Energy Systems Modeling
1
2025-2026
02040736
Mechanical Engineering Sciences
Portuguese
English
Face-to-face
SEMESTRIAL
6.0
Compulsory
2nd Cycle Studies - Mestrado
Recommended Prerequisites
Basic knowledge is required in Fluid Mechanics, Heat Transfer and Computer Programming. Knowledge in Numerical and Computational Methods is also recommended.
Teaching Methods
Theoretical classes have a traditional format, conducted through the presentation of the material on slides. In the theoretical-practical classes, students are guided in the utilization of open-source code and, later, in the utilization of commercial code, with the orientation preferably in the sense of helping the student to acquire progressively greater autonomy. The active participation of each student is subject to evaluation.
Learning Outcomes
The main objective of the course is to provide students with basic knowledge and applied skills in numerical modelling of heat and mass transport phenomena. The course is divided into two parts. One of a more fundamental nature, where the basic principles of numerical modeling applied to fluid mechanics and heat transfer are taught, and where students will have the opportunity to work with open source code. The second part has a more applied aspect, where commercial code will be used to solve problems of applied nature. It is expected that, at the end of the course, students will have acquired a solid foundation that will allow them to understand the potentialities and limitations of the most common techniques of numerical modeling of transfer phenomena associated with fluid flow, being able to use this type of tools in an effective and judicious way in their professional practice of engineering or research
Work Placement(s)
NoSyllabus
1.Fundamentals
Mathematical description of physical phenomena
Spatial and temporal discretization of the physical domain
Simple Diffusion Problems
Advection and diffusion
Calculation of the flow field. SIMPLE algorithm.
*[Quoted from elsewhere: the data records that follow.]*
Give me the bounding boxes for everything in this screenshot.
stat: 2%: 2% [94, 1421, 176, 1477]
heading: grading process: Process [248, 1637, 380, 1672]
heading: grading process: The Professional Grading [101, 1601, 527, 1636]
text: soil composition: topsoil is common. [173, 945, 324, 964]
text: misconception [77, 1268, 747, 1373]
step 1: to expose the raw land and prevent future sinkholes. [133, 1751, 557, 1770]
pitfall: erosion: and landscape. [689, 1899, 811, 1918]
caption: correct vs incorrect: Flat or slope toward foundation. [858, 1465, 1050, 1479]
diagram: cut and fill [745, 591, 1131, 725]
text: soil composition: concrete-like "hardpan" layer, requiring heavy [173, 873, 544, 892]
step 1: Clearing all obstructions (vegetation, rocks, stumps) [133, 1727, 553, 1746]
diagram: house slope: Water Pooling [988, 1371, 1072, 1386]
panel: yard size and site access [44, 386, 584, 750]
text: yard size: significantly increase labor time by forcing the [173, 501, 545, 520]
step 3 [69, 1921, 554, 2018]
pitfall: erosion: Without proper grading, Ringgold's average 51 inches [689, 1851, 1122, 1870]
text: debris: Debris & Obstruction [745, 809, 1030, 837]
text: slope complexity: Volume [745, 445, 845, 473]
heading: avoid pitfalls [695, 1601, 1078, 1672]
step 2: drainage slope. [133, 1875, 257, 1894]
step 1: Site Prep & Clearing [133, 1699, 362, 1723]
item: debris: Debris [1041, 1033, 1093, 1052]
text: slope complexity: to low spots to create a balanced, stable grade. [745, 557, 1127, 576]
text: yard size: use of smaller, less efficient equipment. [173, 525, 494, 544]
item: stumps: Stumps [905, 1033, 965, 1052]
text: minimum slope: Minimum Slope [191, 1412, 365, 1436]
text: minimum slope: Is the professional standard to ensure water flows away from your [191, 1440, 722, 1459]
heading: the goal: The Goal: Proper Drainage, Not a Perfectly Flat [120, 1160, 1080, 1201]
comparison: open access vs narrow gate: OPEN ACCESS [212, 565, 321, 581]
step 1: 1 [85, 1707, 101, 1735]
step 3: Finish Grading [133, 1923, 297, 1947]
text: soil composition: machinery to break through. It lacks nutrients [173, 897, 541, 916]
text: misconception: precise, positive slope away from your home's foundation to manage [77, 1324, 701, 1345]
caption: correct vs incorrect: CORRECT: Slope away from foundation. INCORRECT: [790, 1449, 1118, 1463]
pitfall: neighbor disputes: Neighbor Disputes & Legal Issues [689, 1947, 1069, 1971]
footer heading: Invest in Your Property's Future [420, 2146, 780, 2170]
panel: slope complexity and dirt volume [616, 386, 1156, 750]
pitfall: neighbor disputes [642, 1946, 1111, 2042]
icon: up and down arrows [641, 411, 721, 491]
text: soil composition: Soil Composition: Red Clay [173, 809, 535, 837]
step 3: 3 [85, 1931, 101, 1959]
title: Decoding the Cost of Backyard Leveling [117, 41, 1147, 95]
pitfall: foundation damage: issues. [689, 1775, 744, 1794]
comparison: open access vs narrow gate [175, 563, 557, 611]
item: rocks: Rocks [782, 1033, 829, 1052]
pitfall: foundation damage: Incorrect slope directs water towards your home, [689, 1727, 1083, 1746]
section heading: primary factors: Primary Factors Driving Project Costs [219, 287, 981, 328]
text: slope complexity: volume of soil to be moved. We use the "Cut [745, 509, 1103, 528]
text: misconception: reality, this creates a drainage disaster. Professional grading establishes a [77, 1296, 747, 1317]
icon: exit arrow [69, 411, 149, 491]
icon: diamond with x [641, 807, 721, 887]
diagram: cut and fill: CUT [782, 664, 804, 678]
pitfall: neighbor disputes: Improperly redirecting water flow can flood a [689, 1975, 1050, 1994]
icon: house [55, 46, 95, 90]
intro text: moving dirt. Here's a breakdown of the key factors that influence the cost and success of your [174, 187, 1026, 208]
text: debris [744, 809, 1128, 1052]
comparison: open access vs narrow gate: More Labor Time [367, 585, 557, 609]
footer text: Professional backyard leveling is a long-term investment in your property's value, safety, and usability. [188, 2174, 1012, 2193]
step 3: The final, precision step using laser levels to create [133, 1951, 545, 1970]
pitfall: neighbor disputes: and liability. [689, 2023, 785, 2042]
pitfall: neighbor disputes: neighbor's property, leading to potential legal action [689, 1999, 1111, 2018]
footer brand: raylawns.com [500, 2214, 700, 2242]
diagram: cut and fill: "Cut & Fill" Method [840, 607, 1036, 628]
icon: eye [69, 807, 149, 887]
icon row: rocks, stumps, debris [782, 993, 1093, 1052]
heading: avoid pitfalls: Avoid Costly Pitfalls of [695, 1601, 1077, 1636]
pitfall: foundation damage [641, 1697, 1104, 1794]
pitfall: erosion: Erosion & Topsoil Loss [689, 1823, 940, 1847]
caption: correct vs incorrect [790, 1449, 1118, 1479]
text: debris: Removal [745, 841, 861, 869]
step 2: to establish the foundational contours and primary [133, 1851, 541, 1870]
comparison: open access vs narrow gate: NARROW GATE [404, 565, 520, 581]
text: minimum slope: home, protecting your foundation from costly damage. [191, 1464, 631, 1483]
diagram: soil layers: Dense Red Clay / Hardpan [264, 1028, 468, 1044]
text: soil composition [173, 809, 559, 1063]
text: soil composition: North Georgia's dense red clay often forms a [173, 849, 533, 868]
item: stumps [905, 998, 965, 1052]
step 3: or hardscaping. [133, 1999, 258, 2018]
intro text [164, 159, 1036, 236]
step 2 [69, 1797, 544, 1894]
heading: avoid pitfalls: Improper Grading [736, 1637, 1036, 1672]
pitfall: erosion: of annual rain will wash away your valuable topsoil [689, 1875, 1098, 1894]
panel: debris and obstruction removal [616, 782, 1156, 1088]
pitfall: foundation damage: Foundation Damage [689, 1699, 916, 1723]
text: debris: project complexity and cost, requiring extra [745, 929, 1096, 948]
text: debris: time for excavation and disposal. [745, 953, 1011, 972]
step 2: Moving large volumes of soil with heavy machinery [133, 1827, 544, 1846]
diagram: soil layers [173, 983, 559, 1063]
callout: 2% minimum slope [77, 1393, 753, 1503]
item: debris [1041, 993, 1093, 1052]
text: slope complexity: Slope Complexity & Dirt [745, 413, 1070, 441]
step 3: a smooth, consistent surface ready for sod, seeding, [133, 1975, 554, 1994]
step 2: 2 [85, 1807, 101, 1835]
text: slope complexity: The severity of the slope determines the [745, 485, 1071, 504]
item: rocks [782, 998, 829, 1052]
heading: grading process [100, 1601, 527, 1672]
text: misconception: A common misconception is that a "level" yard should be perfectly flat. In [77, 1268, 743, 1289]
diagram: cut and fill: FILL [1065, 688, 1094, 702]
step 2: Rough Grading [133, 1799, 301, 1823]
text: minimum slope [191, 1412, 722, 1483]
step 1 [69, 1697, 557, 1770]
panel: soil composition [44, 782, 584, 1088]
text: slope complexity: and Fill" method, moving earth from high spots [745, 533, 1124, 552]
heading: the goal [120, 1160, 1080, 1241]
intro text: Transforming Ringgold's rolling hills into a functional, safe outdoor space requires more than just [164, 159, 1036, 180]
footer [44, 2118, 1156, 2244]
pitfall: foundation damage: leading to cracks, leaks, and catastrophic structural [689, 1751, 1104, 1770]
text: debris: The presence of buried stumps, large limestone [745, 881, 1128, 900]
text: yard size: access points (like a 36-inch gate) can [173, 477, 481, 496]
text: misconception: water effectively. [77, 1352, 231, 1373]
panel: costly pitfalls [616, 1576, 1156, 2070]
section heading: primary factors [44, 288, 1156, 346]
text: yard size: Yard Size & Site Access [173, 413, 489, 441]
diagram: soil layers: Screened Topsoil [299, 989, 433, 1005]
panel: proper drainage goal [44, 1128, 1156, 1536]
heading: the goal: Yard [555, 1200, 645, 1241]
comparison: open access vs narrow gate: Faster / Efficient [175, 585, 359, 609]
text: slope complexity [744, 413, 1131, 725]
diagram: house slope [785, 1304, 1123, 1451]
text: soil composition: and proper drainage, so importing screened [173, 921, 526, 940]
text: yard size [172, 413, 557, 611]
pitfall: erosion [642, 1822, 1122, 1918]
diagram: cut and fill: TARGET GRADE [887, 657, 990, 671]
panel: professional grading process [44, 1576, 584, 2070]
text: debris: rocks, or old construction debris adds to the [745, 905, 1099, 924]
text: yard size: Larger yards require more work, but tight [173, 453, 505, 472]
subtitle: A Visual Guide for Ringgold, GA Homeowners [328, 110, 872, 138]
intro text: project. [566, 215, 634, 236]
Introduction to using a 2D commercial calculation code.
2.Commercial 3D code
Basic definition and formulation
Construction of geometry
Boundary conditions
Solution
Visualization
Head Lecturer(s)
Eugénio Miguel de Sousa Rodrigues
Assessment Methods
Assessment
Resolution Problems: 20.0%
Exam: 20.0%
Project: 60.0%
Bibliography
- S.V. Patankar, Numerical Heat Transfer and Heat Flow, Hemisphere Publishing Corp., 1980.
- D.A. Anderson, J.C. Tannehill e R.H. Pletcher, Computational Fluid Mechanics and Heat Transfer, Hemisphere Publishing Corp., (4th ed,) 2020.
- Cebeci, T., Shao, J.S., et al. (2005), Computational Fluid Dynamics for Engineers: From Panel to Navier-stokes Methods with Computer Programs. Springer.
- Chapra, S., Canale, R. (2021). Numerical Methods for Engineers (8º ed). McGraw–hill Higher Education.
- Ferziger, J.H., Peric, M. (2020), Computational Methods for Fluid Dynamics (4ªed). Springer.
-Versteeg, H. K., Malalasekera, W. (2007). An introduction to computational fluid dynamics: The finite volume method (2nd ed.). Pearson Education Limited.
- ANSYS Inc. (2021). Theory Reference Manual
- ANSYS Inc. (2021). ANSYS CFX-Pre User´s Guide.
- ANSYS Inc. (2021). Ansys CFX-Solver Theory Guide
- ANSYS Inc. (2021). ANSYS CFX-Solver Modelling Guide.